A. One important condition of membership is that an IMCA professional must disclose not only the services provided and the compensation related to those services, but also the existence of relevant financial relationships, direct and/or indirect, and actual, potential, and/or perceived conflicts of interest to the client. In addition, they agree to take appropriate action to resolve or manage any relevant (i.e., material) conflicts. A “direct relevant financial relationship” means any arrangement or transaction related to the purchase and/or sale of goods and/or services between a third party and the Financial Professional, the Financial Professional’s partners and associates, and/or the Financial Professional’s firm and/or its affiliates which has a direct impact on the client’s decision.
“Actual, potential, and/or perceived conflicts of interest” must be disclosed and include any situation which may affect the impartiality of the Financial Professional’s decisions or recommendations potentially resulting in benefit to the Financial Professional, his/her firm, another client, and/or others relative to the obligations and duties owed to the client. For example, a Financial Professional whose agreement with the client allows for a dual fee structure (such as one where advisory fees are charged as a percentage of assets under management as well as for commissions to be collected), the Financial Professional must disclose the actual, potential, and/or perceived conflicts arising from the dual fee structure.
Q. Does disclosure adequately manage conflicts of interest?
A. The IMCA professional has duties beyond disclosure of financial relationships and/or conflicts. The IMCA professional must also act appropriately to resolve or manage conflicts. They must comply with all legal, regulatory, and firm requirements concerning the actual, potential, and/or perceived conflicts as they apply the facts and circumstances of each scenario to the case. These decisions are made under their firm’s supervision requirements.
In the normal course of business, a Financial Professional may encounter actual, potential, and/or perceived conflicts of interest, any of which creates the potential to harm their clients and/or firm's reputations. The IMCA professional is responsible to take reasonable steps to identify all relevant financial relationships and conflicts and be alert to the possibility that an activity or interaction may present an actual, potential, and/or perceived conflict. As such they are obligated under IMCA’s ethical standards to avoid or manage conflicts if at all possible. If conflicts are unavoidable or unpreventable, they must take appropriate steps to manage conflicts by seeking to mitigate or avoid material risk of damage to the clients and/or the firm.
Q. Does IMCA lobby? What position has IMCA submitted to DOL on this rule?
A. IMCA does not register as a lobbyist and refrains from lobbying on behalf of its members. IMCA takes no position on the specifics or requirements outlined in the DOL proposed conflicts of interest rule.
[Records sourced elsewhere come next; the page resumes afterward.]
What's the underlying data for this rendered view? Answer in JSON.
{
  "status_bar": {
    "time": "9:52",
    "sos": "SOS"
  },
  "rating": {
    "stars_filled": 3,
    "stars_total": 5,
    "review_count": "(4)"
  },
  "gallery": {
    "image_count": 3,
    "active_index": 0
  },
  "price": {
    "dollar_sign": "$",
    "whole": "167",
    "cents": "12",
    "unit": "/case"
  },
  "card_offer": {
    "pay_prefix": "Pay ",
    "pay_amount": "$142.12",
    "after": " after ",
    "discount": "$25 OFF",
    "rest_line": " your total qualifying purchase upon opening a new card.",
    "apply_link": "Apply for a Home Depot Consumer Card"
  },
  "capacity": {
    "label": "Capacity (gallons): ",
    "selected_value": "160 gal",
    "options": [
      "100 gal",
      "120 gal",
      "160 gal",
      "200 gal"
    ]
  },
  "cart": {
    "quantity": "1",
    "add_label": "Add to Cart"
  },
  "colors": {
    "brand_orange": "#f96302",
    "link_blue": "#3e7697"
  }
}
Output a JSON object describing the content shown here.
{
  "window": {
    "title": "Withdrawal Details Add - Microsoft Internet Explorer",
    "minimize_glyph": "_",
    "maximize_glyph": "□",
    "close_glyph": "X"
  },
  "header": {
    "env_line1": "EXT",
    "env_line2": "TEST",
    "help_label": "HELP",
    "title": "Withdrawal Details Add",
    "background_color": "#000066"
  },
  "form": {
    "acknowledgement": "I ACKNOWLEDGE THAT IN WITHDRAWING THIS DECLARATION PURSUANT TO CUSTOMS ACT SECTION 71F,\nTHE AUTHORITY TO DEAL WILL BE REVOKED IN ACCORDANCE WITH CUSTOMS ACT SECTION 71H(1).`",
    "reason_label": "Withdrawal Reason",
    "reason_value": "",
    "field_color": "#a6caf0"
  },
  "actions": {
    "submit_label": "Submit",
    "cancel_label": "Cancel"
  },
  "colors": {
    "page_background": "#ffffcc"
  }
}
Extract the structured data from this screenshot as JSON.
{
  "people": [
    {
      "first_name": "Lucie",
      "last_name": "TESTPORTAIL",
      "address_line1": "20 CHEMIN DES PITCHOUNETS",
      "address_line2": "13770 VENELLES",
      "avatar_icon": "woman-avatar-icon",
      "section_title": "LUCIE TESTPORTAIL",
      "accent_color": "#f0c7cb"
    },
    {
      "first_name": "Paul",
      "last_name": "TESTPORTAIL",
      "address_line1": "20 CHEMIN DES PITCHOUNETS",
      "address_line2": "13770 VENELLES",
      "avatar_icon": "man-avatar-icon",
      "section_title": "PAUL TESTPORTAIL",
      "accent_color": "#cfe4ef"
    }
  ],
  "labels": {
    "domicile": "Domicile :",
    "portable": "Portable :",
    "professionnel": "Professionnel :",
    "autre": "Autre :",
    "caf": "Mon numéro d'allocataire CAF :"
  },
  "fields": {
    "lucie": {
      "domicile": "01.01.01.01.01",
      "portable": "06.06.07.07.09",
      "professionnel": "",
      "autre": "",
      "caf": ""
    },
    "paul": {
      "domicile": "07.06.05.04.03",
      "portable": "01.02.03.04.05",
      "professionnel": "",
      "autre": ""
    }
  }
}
Q. Has IMCA ever taken a position on any fiduciary issue? Did IMCA submit a comment to the SEC as part of their cost-benefit analysis of fiduciary advice?
A. In July 2013, IMCA provided the SEC with a compilation of recent academic studies on the cost of financial advice. This summary of academic research provided data and other information that addressed specific questions related to the benefits and costs resulting from the application of a fiduciary standard of care to the conduct of brokers, dealers, and investment advisors. Responses were organized to address each topic by providing an overview of theory and empirical evidence.
The purpose of this document was not to advocate a position on possible regulatory actions. Rather, it was intended to provide an in-depth review of the extant literature, primarily from economics, finance, and law, related to the regulation, incentives, and outcomes of the existing advice marketplace. Observations on the likely impact of various strategies on the marketplace were entirely those of the reviewer, Professor Michael Finke of Texas Tech University, and were based on the preponderance of empirical evidence and the strength of related theories.